The appeals court says the city’s ordinance, modeled after a Phoenix law upheld by the same court, was a reasonable response to traffic problems that officials said day laborers, soliciting work, caused at two city intersections.
Redondo Beach’s law was enacted in the 1980s but not enforced until 2004, when 60 day laborers were arrested in stings by undercover police posing as people seeking to hire workers.
Judge Kim Wardlaw, a 1995 appointee of President Clinton, dissented from the 2-1 majority, writing that the ordinance violated the laborers’ free-speech rights.

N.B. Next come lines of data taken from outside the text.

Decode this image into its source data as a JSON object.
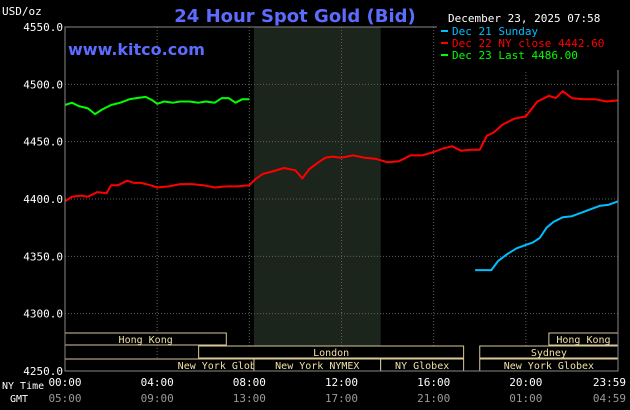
{
  "chart_data": {
    "type": "line",
    "title": "24 Hour Spot Gold (Bid)",
    "watermark": "www.kitco.com",
    "timestamp": "December 23, 2025 07:58",
    "ylabel": "USD/oz",
    "ylim": [
      4250,
      4550
    ],
    "yticks": [
      "4550.0",
      "4500.0",
      "4450.0",
      "4400.0",
      "4350.0",
      "4300.0",
      "4250.0"
    ],
    "xlim": [
      0,
      24
    ],
    "x_row_labels": {
      "ny": "NY Time",
      "gmt": "GMT"
    },
    "xticks_ny": [
      "00:00",
      "04:00",
      "08:00",
      "12:00",
      "16:00",
      "20:00",
      "23:59"
    ],
    "xticks_gmt": [
      "05:00",
      "09:00",
      "13:00",
      "17:00",
      "21:00",
      "01:00",
      "04:59"
    ],
    "shaded_session": [
      8.2,
      13.7
    ],
    "grid": true,
    "legend": [
      {
        "label": "Dec 21 Sunday",
        "color": "#00bfff"
      },
      {
        "label": "Dec 22 NY close 4442.60",
        "color": "#ff0000"
      },
      {
        "label": "Dec 23 Last 4486.00",
        "color": "#00ff00"
      }
    ],
    "series": [
      {
        "name": "Dec 21 Sunday",
        "color": "#00bfff",
        "x": [
          17.8,
          18.5,
          18.8,
          19.2,
          19.6,
          20.0,
          20.3,
          20.6,
          20.9,
          21.2,
          21.6,
          22.0,
          22.4,
          22.8,
          23.2,
          23.6,
          24.0
        ],
        "y": [
          4338,
          4338,
          4346,
          4352,
          4357,
          4360,
          4362,
          4366,
          4375,
          4380,
          4384,
          4385,
          4388,
          4391,
          4394,
          4395,
          4398
        ]
      },
      {
        "name": "Dec 22 NY close 4442.60",
        "color": "#ff0000",
        "x": [
          0.0,
          0.3,
          0.7,
          1.0,
          1.4,
          1.8,
          2.0,
          2.3,
          2.7,
          3.0,
          3.3,
          3.7,
          4.0,
          4.5,
          5.0,
          5.5,
          6.0,
          6.5,
          7.0,
          7.5,
          8.0,
          8.3,
          8.6,
          9.0,
          9.5,
          10.0,
          10.3,
          10.6,
          11.0,
          11.3,
          11.6,
          12.0,
          12.5,
          13.0,
          13.5,
          14.0,
          14.5,
          15.0,
          15.5,
          16.0,
          16.4,
          16.8,
          17.2,
          17.6,
          18.0,
          18.3,
          18.6,
          19.0,
          19.5,
          20.0,
          20.5,
          21.0,
          21.3,
          21.6,
          22.0,
          22.5,
          23.0,
          23.5,
          24.0
        ],
        "y": [
          4398,
          4402,
          4403,
          4402,
          4406,
          4405,
          4412,
          4412,
          4416,
          4414,
          4414,
          4412,
          4410,
          4411,
          4413,
          4413,
          4412,
          4410,
          4411,
          4411,
          4412,
          4418,
          4422,
          4424,
          4427,
          4425,
          4418,
          4426,
          4432,
          4436,
          4437,
          4436,
          4438,
          4436,
          4435,
          4432,
          4433,
          4438,
          4438,
          4441,
          4444,
          4446,
          4442,
          4443,
          4443,
          4455,
          4458,
          4465,
          4470,
          4472,
          4485,
          4490,
          4488,
          4494,
          4488,
          4487,
          4487,
          4485,
          4486
        ]
      },
      {
        "name": "Dec 23 Last 4486.00",
        "color": "#00ff00",
        "x": [
          0.0,
          0.3,
          0.6,
          1.0,
          1.3,
          1.6,
          2.0,
          2.4,
          2.8,
          3.1,
          3.5,
          3.8,
          4.0,
          4.3,
          4.7,
          5.0,
          5.4,
          5.8,
          6.1,
          6.5,
          6.8,
          7.1,
          7.4,
          7.7,
          8.0
        ],
        "y": [
          4482,
          4484,
          4481,
          4479,
          4474,
          4478,
          4482,
          4484,
          4487,
          4488,
          4489,
          4486,
          4483,
          4485,
          4484,
          4485,
          4485,
          4484,
          4485,
          4484,
          4488,
          4488,
          4484,
          4487,
          4487
        ]
      }
    ],
    "market_sessions": [
      {
        "label": "Hong Kong",
        "start": 0.0,
        "end": 7.0,
        "row": 1
      },
      {
        "label": "Hong Kong",
        "start": 21.0,
        "end": 24.0,
        "row": 1
      },
      {
        "label": "London",
        "start": 5.8,
        "end": 17.3,
        "row": 2
      },
      {
        "label": "Sydney",
        "start": 18.0,
        "end": 24.0,
        "row": 2
      },
      {
        "label": "New York Globex",
        "start": 0.0,
        "end": 13.7,
        "row": 3
      },
      {
        "label": "New York NYMEX",
        "start": 8.2,
        "end": 13.7,
        "row": 3
      },
      {
        "label": "NY Globex",
        "start": 13.7,
        "end": 17.3,
        "row": 3
      },
      {
        "label": "New York Globex",
        "start": 18.0,
        "end": 24.0,
        "row": 3
      }
    ]
  }
}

Ex-lawyer sentenced for Ponzi scheme
FORT LAUDERDALE — Disbarred lawyer Scott Rothstein, whose seemingly unlimited wealth bought palatial homes, exotic cars and mega-yachts, was sentenced Wednesday to 50 years in prison for operating a $1.2 billion Ponzi scheme using faked legal settlements.
The sentence imposed by U.S. District Judge James I. Cohn was below the 100-year maximum Rothstein faced for five felony convictions, including racketeering conspiracy, money-laundering conspiracy and wire fraud.
Rothstein, who turns 48 on Thursday, hoped for a 30-year sentence because of his extensive cooperation with investigators, and prosecutors could later ask for up to one-third off his sentence because of continued assistance.
2 soldiers charged in $50,000 scheme
HONOLULU — A federal grand jury has indicted two soldiers based at Schofield Barracks in Hawaii on conspiracy, bribery and money-laundering charges.